Google has launched a new smartphone app "years in the making" that it claims will let people finally take control of their inboxes.
Logically enough they've called it Inbox, releasing it as a standalone app for Android and iOS devices with an invite-only sign-up system that's a fairly transparent ploy to create buzz (but that also mimics the initial unveiling of Gmail a decade ago).
On first glance the Inbox inbox (very clever Google) looks a little like the news feed from a social media app. Emails are "bundled" into groups that can be dismissed at a time and messages are scoured for the information that's actually important - so, the time of your flight booking or the date of an event invitation.
Like the popular Mailbox app, messages can also be "snoozed" - temporarily dismissed to reappear either hours or weeks later, or even when you arrive at a specific geographical location.
This sort of functionality is familiar to anyone who's used Google Now, the search giant's mobile assistant, and it seems with Inbox Google are trying to tie in a lot of that functionality. You can set reminders, to-do lists and schedule events - so it's somewhere between a productivity app and a calendar, two purposes that inboxes have always served.
The app looks incredibly professional (it's made by the Gmail team so of course it would) and requires minimal set-up, but unfortunately for Firefox or Safari users it's only available on Google's Chrome browser. More than ever it seems the tech giants want to lock you in to one system.
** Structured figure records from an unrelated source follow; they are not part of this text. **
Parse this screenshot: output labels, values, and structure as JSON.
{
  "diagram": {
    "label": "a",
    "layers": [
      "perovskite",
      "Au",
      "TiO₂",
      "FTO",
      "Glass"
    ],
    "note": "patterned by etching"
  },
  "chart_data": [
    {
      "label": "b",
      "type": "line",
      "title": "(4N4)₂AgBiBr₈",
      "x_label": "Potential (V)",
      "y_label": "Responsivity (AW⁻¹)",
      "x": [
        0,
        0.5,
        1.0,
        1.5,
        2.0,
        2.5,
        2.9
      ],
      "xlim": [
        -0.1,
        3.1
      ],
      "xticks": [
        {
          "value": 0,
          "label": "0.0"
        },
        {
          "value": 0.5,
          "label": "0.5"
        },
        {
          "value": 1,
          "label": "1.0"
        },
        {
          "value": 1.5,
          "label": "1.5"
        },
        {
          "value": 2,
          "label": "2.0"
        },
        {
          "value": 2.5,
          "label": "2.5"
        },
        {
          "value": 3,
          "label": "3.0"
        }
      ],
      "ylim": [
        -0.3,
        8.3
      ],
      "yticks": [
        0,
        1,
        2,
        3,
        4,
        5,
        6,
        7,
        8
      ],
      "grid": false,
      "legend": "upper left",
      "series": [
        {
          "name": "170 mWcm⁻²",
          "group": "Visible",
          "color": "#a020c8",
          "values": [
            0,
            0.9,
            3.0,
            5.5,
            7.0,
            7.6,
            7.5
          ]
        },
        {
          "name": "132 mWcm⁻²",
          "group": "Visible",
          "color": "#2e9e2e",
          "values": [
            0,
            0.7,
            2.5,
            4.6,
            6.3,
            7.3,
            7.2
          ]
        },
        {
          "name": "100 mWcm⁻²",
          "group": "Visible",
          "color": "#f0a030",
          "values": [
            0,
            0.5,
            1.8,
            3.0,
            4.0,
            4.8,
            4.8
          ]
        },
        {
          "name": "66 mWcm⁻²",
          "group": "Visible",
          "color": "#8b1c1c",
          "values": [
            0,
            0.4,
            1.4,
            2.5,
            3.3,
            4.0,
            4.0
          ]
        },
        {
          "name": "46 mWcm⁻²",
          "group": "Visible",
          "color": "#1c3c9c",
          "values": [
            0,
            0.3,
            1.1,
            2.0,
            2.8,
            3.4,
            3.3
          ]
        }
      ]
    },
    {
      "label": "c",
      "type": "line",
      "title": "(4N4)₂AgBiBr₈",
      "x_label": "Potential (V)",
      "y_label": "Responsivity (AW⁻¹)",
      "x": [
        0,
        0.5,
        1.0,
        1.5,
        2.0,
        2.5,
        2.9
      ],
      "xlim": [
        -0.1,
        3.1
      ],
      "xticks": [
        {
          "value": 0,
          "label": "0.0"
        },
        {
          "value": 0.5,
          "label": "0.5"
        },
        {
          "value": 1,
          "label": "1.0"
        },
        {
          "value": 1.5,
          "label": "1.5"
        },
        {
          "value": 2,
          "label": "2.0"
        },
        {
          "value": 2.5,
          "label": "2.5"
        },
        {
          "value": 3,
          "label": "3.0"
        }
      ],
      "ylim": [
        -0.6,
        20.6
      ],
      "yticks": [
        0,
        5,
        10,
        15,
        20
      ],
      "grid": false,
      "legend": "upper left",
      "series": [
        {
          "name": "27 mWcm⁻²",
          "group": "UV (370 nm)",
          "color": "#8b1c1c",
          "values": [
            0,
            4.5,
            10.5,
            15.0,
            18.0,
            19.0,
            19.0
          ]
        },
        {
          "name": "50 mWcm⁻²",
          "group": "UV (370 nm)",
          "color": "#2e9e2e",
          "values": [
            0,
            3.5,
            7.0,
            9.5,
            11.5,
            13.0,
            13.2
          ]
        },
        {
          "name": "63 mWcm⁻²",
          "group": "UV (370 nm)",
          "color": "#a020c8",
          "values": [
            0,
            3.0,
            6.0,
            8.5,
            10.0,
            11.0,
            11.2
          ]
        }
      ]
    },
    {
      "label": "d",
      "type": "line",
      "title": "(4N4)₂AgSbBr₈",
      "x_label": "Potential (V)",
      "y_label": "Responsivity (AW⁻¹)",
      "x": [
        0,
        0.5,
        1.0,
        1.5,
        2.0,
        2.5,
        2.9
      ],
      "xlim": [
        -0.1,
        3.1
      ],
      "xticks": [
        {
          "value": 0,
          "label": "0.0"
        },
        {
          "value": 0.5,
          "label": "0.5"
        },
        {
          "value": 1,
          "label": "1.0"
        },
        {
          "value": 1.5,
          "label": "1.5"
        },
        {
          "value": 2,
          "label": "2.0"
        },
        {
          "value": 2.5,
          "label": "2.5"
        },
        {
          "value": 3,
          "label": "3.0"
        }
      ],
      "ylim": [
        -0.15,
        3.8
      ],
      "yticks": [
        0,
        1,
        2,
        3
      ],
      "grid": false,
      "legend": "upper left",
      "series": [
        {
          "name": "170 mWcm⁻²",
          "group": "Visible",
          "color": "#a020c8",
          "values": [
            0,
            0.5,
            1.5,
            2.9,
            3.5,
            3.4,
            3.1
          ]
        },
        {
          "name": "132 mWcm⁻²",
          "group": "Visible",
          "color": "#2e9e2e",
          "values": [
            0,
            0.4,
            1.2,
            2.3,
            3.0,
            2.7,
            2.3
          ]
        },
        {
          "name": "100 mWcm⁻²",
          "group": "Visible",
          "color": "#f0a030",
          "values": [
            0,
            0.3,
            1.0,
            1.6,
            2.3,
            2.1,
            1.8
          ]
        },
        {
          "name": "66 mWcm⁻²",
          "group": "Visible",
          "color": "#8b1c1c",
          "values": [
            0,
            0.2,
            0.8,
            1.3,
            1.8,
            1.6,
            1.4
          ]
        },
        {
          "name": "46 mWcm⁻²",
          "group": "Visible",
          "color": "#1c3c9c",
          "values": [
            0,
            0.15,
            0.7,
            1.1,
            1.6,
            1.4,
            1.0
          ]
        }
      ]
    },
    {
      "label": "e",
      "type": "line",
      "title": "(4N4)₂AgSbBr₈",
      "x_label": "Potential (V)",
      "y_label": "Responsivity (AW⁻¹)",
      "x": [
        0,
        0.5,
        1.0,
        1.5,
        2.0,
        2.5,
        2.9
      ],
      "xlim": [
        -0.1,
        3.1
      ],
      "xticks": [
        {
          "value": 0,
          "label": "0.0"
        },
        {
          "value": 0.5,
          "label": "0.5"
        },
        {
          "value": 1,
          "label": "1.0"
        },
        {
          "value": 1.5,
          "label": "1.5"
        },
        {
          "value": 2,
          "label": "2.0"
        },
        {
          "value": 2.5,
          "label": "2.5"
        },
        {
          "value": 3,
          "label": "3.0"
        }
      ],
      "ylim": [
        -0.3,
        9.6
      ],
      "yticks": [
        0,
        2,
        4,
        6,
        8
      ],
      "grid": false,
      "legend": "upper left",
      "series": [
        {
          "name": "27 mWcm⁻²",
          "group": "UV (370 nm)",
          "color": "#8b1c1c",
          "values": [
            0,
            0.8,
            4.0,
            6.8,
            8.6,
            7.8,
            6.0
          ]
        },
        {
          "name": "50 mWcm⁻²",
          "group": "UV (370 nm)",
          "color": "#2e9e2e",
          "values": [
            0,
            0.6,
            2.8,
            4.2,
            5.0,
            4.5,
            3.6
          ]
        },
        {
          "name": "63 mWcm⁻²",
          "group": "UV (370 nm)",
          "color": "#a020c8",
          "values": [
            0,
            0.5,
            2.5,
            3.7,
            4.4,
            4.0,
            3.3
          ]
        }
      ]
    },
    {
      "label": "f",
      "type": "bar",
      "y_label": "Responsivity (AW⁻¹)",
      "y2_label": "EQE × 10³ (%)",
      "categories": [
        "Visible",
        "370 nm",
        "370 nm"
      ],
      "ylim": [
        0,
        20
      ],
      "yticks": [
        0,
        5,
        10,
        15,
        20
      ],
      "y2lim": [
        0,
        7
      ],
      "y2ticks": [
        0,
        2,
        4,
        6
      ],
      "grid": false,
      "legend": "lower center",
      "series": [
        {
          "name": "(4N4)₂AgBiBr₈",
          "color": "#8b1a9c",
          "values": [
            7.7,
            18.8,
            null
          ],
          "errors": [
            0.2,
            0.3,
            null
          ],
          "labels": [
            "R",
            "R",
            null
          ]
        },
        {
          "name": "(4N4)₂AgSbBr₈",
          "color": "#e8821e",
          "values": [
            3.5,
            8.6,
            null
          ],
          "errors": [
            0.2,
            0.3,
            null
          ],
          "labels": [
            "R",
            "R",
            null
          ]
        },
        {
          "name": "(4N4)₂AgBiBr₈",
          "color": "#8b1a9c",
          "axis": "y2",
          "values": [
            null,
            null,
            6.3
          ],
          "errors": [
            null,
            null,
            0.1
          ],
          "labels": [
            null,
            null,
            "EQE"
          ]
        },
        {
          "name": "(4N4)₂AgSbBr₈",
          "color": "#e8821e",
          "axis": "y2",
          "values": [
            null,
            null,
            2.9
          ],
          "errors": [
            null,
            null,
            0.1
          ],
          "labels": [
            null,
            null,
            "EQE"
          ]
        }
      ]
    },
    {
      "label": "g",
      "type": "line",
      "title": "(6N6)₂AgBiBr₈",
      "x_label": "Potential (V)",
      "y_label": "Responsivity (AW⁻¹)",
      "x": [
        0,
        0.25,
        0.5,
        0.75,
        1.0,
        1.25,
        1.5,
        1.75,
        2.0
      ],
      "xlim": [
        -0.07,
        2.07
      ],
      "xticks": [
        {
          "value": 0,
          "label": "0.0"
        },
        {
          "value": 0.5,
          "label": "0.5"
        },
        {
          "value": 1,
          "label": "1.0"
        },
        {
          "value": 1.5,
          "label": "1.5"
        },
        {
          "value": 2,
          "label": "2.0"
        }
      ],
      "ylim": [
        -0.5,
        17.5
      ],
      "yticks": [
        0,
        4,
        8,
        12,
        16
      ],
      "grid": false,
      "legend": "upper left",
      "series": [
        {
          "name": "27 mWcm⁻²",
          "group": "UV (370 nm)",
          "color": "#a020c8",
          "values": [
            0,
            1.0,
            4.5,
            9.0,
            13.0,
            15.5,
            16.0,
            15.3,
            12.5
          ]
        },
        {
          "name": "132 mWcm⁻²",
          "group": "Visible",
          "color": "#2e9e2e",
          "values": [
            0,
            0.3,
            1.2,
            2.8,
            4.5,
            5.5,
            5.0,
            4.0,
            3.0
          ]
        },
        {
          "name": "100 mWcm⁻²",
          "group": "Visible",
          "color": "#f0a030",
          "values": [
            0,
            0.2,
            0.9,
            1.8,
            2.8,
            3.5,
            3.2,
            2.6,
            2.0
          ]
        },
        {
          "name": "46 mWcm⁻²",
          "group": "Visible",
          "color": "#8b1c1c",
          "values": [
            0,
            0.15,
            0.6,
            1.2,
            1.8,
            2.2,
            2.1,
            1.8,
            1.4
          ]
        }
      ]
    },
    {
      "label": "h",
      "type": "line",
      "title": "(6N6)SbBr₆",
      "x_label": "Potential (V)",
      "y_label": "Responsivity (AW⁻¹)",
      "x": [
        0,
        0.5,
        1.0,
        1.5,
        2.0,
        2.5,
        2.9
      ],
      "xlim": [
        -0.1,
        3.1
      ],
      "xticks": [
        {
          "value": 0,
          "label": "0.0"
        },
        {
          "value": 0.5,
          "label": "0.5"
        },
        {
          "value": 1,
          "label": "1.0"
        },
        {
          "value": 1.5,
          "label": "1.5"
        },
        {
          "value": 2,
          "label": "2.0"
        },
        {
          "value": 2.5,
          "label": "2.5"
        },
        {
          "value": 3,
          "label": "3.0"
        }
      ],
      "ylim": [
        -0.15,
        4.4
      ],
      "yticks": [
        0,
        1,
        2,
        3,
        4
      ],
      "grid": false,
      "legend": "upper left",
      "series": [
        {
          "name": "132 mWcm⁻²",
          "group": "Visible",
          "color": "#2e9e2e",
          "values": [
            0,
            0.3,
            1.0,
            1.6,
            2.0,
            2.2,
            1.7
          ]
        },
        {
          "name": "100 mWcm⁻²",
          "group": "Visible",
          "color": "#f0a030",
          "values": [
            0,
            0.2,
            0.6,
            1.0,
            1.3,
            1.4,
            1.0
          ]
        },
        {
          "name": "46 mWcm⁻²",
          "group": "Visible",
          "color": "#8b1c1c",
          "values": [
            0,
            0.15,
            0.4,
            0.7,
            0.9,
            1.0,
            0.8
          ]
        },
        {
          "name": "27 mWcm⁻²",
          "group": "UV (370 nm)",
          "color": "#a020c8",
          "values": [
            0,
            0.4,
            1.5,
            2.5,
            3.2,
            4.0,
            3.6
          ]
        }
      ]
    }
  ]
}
Announcing the new app in a blog post, Android head Sundar Pichai notes that email has been around for 30 years, starting life as a "way to send digital notes around the office" but now has become a bit of an ogre, monopolising our time.
"We get more email now than ever, important information is buried inside messages, and our most important tasks can slip through the cracks," writes Pichai. "For many of us, dealing with email has become a daily chore that distracts from what we really need to do-rather than helping us get those things done."
All of this is true of course, but with as with any would-be revolutionary app the proof is in the pudding. Inbox certainly looks the part, but with its invite-only system only leaking slowing in the digital world it's not clear yet how it is to use on a daily basis.
Has Google really cracked email? We'll have to wait and see.